En los días siguientes a su muerte, Tristano investigó la vida sagrada de Latino, buscando en la biblioteca del palacio… pero no encontró nada, ninguna pista relevante… excepto una sola página arrancada de un viejo diario de viaje. El documento se refería a una importante misión del cardenal Orsini en Barletta en el año MCDLIX. Los manuscritos del cardenal estaban casi todos escritos y conservados con una perfección tan maníaca que la falta de una hoja de papel, además mal cortada, habría sido rápidamente rellenada y arreglada, si no por el mismo Latino, sí por sus cuidadosos bibliotecarios, y esto por un momento había atraído las sospechas de Tristano; desgraciadamente no había nada más que pudiera revelar alguna pista o hipótesis digna de mayor investigación. Por lo tanto, decidió suspender todas las investigaciones y regresar a la Curia, donde podría continuar su labor diplomática bajo la égida de Giovanni Battista Orsini, quien, mientras tanto, había recibido el tan solicitado nombramiento como protonotario apostólico.

En sus primeras misiones diplomáticas fuera de los confines de los Estados Pontificios, Tristano estaba flanqueado por el Nuncio Papal Fray Roberto da Lecce, pero pronto sus excepcionales habilidades de diligencia, prudencia y discreción convencieron a Giovanni Battista y a sus consejeros para confiarle cuestiones cada vez más críticas y delicadas para las que necesariamente debía gozar de cierta independencia y autonomía.

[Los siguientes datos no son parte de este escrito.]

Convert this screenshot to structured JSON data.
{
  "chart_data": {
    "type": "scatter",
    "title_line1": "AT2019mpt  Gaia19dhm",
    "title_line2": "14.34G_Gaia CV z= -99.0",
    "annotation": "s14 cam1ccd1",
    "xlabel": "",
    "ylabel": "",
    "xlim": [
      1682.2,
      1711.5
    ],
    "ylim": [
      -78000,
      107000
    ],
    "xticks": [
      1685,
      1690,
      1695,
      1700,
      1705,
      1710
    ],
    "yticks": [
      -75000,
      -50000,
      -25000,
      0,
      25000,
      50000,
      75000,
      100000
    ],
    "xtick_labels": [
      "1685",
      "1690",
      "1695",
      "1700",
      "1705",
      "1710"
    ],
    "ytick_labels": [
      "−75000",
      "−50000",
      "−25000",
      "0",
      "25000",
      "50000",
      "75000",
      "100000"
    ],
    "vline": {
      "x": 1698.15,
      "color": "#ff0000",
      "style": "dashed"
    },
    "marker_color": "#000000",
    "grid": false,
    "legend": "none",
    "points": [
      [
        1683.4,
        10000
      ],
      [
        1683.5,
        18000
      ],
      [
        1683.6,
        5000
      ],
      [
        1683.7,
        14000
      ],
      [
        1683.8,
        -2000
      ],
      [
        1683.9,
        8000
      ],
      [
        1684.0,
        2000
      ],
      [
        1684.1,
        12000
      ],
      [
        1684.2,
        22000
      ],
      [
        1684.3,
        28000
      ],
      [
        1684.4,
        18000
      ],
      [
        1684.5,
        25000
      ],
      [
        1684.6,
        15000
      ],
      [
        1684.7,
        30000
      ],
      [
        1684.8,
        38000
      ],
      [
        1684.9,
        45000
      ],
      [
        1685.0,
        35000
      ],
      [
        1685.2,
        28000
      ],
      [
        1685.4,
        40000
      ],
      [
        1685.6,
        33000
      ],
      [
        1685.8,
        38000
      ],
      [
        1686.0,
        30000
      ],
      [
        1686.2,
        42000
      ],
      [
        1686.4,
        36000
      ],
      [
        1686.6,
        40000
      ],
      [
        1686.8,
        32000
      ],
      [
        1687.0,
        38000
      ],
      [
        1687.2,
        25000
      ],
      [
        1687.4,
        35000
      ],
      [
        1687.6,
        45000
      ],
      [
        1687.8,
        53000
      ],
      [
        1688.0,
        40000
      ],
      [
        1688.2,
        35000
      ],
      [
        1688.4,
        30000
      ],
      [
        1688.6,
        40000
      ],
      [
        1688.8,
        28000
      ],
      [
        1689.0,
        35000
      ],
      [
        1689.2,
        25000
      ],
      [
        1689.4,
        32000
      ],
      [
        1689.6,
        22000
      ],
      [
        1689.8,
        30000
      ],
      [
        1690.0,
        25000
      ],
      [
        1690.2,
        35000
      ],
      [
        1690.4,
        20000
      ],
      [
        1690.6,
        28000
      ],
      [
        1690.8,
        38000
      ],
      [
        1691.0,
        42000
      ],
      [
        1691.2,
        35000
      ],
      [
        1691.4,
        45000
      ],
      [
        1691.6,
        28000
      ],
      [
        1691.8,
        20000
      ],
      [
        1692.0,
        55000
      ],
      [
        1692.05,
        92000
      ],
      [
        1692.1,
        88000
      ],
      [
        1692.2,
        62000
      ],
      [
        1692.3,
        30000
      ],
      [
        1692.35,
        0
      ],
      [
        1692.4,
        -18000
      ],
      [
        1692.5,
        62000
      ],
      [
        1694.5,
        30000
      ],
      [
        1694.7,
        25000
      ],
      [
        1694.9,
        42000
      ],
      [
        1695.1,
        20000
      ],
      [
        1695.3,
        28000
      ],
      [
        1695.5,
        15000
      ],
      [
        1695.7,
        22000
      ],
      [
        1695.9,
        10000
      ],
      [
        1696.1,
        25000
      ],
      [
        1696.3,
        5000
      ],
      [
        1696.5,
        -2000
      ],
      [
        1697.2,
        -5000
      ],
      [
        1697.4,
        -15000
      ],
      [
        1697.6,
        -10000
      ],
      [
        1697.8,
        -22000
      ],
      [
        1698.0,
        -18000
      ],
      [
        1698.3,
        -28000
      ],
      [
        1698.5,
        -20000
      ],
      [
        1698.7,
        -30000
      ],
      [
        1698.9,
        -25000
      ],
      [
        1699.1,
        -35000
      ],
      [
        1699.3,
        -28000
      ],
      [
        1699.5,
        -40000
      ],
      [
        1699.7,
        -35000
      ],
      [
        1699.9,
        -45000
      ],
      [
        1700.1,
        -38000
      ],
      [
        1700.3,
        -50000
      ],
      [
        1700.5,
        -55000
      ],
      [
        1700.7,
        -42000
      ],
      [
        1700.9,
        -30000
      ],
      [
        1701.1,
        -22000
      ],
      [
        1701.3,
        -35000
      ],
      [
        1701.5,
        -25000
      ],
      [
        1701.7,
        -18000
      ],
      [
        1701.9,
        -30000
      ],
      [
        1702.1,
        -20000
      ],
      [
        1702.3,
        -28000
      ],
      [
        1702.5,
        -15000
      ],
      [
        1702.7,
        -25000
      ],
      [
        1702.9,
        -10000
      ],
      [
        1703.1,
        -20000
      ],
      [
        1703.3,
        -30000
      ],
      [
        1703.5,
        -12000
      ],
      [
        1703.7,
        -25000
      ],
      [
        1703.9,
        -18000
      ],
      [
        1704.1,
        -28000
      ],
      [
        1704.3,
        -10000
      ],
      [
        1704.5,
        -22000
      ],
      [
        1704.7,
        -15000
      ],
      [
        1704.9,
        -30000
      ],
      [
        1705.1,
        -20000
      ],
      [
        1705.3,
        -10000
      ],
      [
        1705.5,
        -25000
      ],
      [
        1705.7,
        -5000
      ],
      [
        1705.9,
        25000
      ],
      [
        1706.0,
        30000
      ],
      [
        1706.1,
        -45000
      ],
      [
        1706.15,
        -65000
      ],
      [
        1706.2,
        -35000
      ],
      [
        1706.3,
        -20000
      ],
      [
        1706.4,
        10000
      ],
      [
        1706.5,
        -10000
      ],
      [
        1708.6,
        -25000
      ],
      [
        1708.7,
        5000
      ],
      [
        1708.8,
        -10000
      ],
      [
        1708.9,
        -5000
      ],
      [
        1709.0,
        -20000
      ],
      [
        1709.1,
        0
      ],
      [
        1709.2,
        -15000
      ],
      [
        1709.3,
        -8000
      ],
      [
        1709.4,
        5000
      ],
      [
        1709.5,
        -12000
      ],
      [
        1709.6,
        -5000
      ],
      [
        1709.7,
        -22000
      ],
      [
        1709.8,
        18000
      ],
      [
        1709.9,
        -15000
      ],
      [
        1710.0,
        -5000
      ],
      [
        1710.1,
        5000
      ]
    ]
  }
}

El complejísimo contexto de la Guerra de Ferrara era uno de ellas. No sólo los señores de la península, por diversos motivos y a diferentes niveles, estaban implicados, sino que también en el Estado de la Iglesia la situación se complicaba cada día más y exigía a los ajedrecistas superiores que pudieran jugar al menos dos partidas al mismo tiempo: una externa y otra, quizás más peligrosa para la Santa Sede, interna; de hecho en Roma se habían creado dos facciones: los Orsini y los Della Rovere, en apoyo del Papa, contra el principado de Colonna, respaldado por los Savelli.

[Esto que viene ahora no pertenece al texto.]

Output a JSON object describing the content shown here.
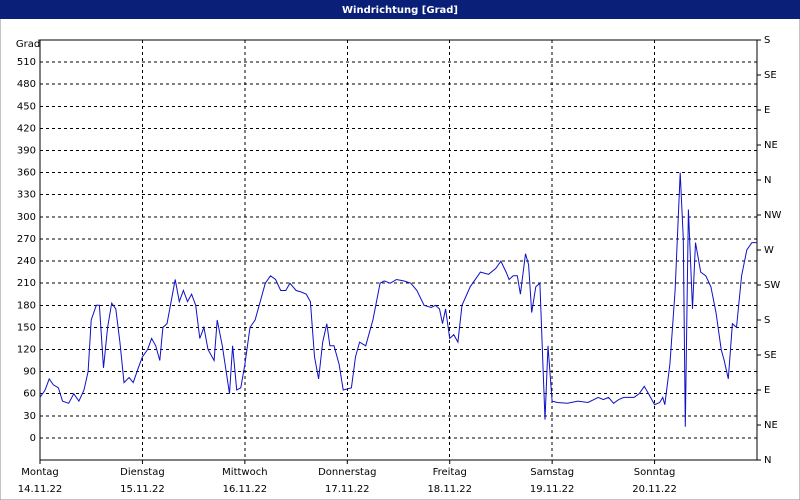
{
  "chart_data": {
    "type": "line",
    "title": "Windrichtung [Grad]",
    "ylabel": "Grad",
    "xlim": [
      0,
      7
    ],
    "xticks": [
      {
        "value": 0,
        "label": "Montag"
      },
      {
        "value": 1,
        "label": "Dienstag"
      },
      {
        "value": 2,
        "label": "Mittwoch"
      },
      {
        "value": 3,
        "label": "Donnerstag"
      },
      {
        "value": 4,
        "label": "Freitag"
      },
      {
        "value": 5,
        "label": "Samstag"
      },
      {
        "value": 6,
        "label": "Sonntag"
      }
    ],
    "xtick_dates": [
      "14.11.22",
      "15.11.22",
      "16.11.22",
      "17.11.22",
      "18.11.22",
      "19.11.22",
      "20.11.22"
    ],
    "ylim": [
      -30,
      540
    ],
    "yticks": [
      0,
      30,
      60,
      90,
      120,
      150,
      180,
      210,
      240,
      270,
      300,
      330,
      360,
      390,
      420,
      450,
      480,
      510
    ],
    "y2lim": [
      0,
      12
    ],
    "y2ticks": [
      {
        "value": 0,
        "label": "N"
      },
      {
        "value": 1,
        "label": "NE"
      },
      {
        "value": 2,
        "label": "E"
      },
      {
        "value": 3,
        "label": "SE"
      },
      {
        "value": 4,
        "label": "S"
      },
      {
        "value": 5,
        "label": "SW"
      },
      {
        "value": 6,
        "label": "W"
      },
      {
        "value": 7,
        "label": "NW"
      },
      {
        "value": 8,
        "label": "N"
      },
      {
        "value": 9,
        "label": "NE"
      },
      {
        "value": 10,
        "label": "E"
      },
      {
        "value": 11,
        "label": "SE"
      },
      {
        "value": 12,
        "label": "S"
      }
    ],
    "grid": true,
    "series": [
      {
        "color": "#1010c8",
        "x": [
          0,
          0.05,
          0.09,
          0.13,
          0.18,
          0.22,
          0.28,
          0.33,
          0.38,
          0.43,
          0.47,
          0.5,
          0.55,
          0.58,
          0.62,
          0.66,
          0.7,
          0.74,
          0.78,
          0.82,
          0.87,
          0.91,
          0.96,
          1.0,
          1.05,
          1.09,
          1.13,
          1.17,
          1.2,
          1.24,
          1.28,
          1.32,
          1.36,
          1.4,
          1.44,
          1.48,
          1.52,
          1.56,
          1.6,
          1.64,
          1.7,
          1.73,
          1.78,
          1.85,
          1.88,
          1.92,
          1.96,
          2.0,
          2.05,
          2.1,
          2.15,
          2.2,
          2.25,
          2.3,
          2.35,
          2.4,
          2.44,
          2.5,
          2.55,
          2.6,
          2.64,
          2.68,
          2.72,
          2.76,
          2.8,
          2.83,
          2.87,
          2.92,
          2.96,
          3.04,
          3.08,
          3.12,
          3.18,
          3.25,
          3.32,
          3.36,
          3.42,
          3.48,
          3.55,
          3.62,
          3.68,
          3.75,
          3.82,
          3.86,
          3.9,
          3.93,
          3.96,
          4.0,
          4.04,
          4.08,
          4.12,
          4.2,
          4.3,
          4.38,
          4.45,
          4.5,
          4.55,
          4.58,
          4.62,
          4.66,
          4.69,
          4.74,
          4.77,
          4.8,
          4.84,
          4.88,
          4.91,
          4.93,
          4.96,
          5.0,
          5.05,
          5.15,
          5.25,
          5.35,
          5.45,
          5.5,
          5.55,
          5.6,
          5.65,
          5.7,
          5.8,
          5.85,
          5.9,
          5.95,
          6.0,
          6.05,
          6.08,
          6.1,
          6.15,
          6.2,
          6.25,
          6.28,
          6.3,
          6.33,
          6.37,
          6.4,
          6.45,
          6.5,
          6.55,
          6.6,
          6.65,
          6.68,
          6.72,
          6.76,
          6.8,
          6.85,
          6.9,
          6.95,
          7.0
        ],
        "values": [
          55,
          65,
          80,
          72,
          68,
          50,
          47,
          60,
          50,
          65,
          90,
          160,
          180,
          180,
          95,
          150,
          183,
          175,
          130,
          75,
          82,
          75,
          95,
          110,
          120,
          135,
          125,
          105,
          150,
          155,
          185,
          215,
          185,
          200,
          185,
          195,
          180,
          135,
          150,
          120,
          105,
          160,
          125,
          60,
          125,
          65,
          68,
          100,
          150,
          160,
          185,
          210,
          220,
          215,
          200,
          200,
          210,
          200,
          198,
          195,
          185,
          110,
          80,
          130,
          155,
          125,
          125,
          100,
          65,
          68,
          110,
          130,
          125,
          160,
          210,
          213,
          210,
          215,
          213,
          210,
          200,
          180,
          177,
          180,
          175,
          155,
          175,
          135,
          140,
          130,
          180,
          205,
          225,
          222,
          230,
          240,
          225,
          215,
          220,
          220,
          195,
          250,
          235,
          170,
          205,
          210,
          100,
          25,
          125,
          50,
          48,
          47,
          50,
          48,
          55,
          52,
          55,
          47,
          52,
          55,
          55,
          60,
          70,
          58,
          45,
          48,
          55,
          45,
          100,
          200,
          360,
          270,
          15,
          310,
          175,
          265,
          225,
          220,
          205,
          170,
          120,
          105,
          80,
          155,
          150,
          220,
          255,
          265,
          265
        ]
      }
    ]
  }
}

En resumen, la vida no era nada fácil para nuestro joven diplomático: el aliado afable y locuaz de la cena anterior podía muy bien convertirse en el curso de una noche en el amargo y deplorable enemigo de la mañana siguiente, el peón que había que quitar en el tablero de ajedrez para evitar el estancamiento o para dar aliento al enroque, la pieza que había que cambiar para lanzar el ataque final…

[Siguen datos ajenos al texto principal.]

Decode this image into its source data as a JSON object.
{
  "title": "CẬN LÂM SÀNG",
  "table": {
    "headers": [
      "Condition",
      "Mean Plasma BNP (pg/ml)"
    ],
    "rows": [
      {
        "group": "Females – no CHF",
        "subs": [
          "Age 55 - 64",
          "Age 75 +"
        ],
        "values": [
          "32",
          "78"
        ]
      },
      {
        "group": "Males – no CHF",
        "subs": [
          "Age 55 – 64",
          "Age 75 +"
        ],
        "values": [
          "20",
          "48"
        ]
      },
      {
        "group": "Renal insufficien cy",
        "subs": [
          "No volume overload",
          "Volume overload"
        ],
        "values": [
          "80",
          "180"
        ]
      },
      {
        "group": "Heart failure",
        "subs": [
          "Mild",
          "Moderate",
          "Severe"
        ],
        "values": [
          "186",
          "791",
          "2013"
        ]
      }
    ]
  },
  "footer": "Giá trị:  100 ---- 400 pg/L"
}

Ya después del verano de aquel 1482, el cambio en la política pontificia comenzó a hacerse evidente. La Santa Sede había decidido poner fin a la guerra y Tristano había sido enviado a la corte de los Gonzaga precisamente para mostrar el cambio de voluntad de Roma hacia Ferrara y Mantua. Al mismo tiempo, disfrutando de la máxima acogida de los anfitriones y teniendo libre acceso a las refinadas habitaciones del palacio, el joven de 22 años no podía permanecer insensible a las llamadas de las jóvenes cortesanas que desfilaban delante de él en aquellas frías tardes de invierno.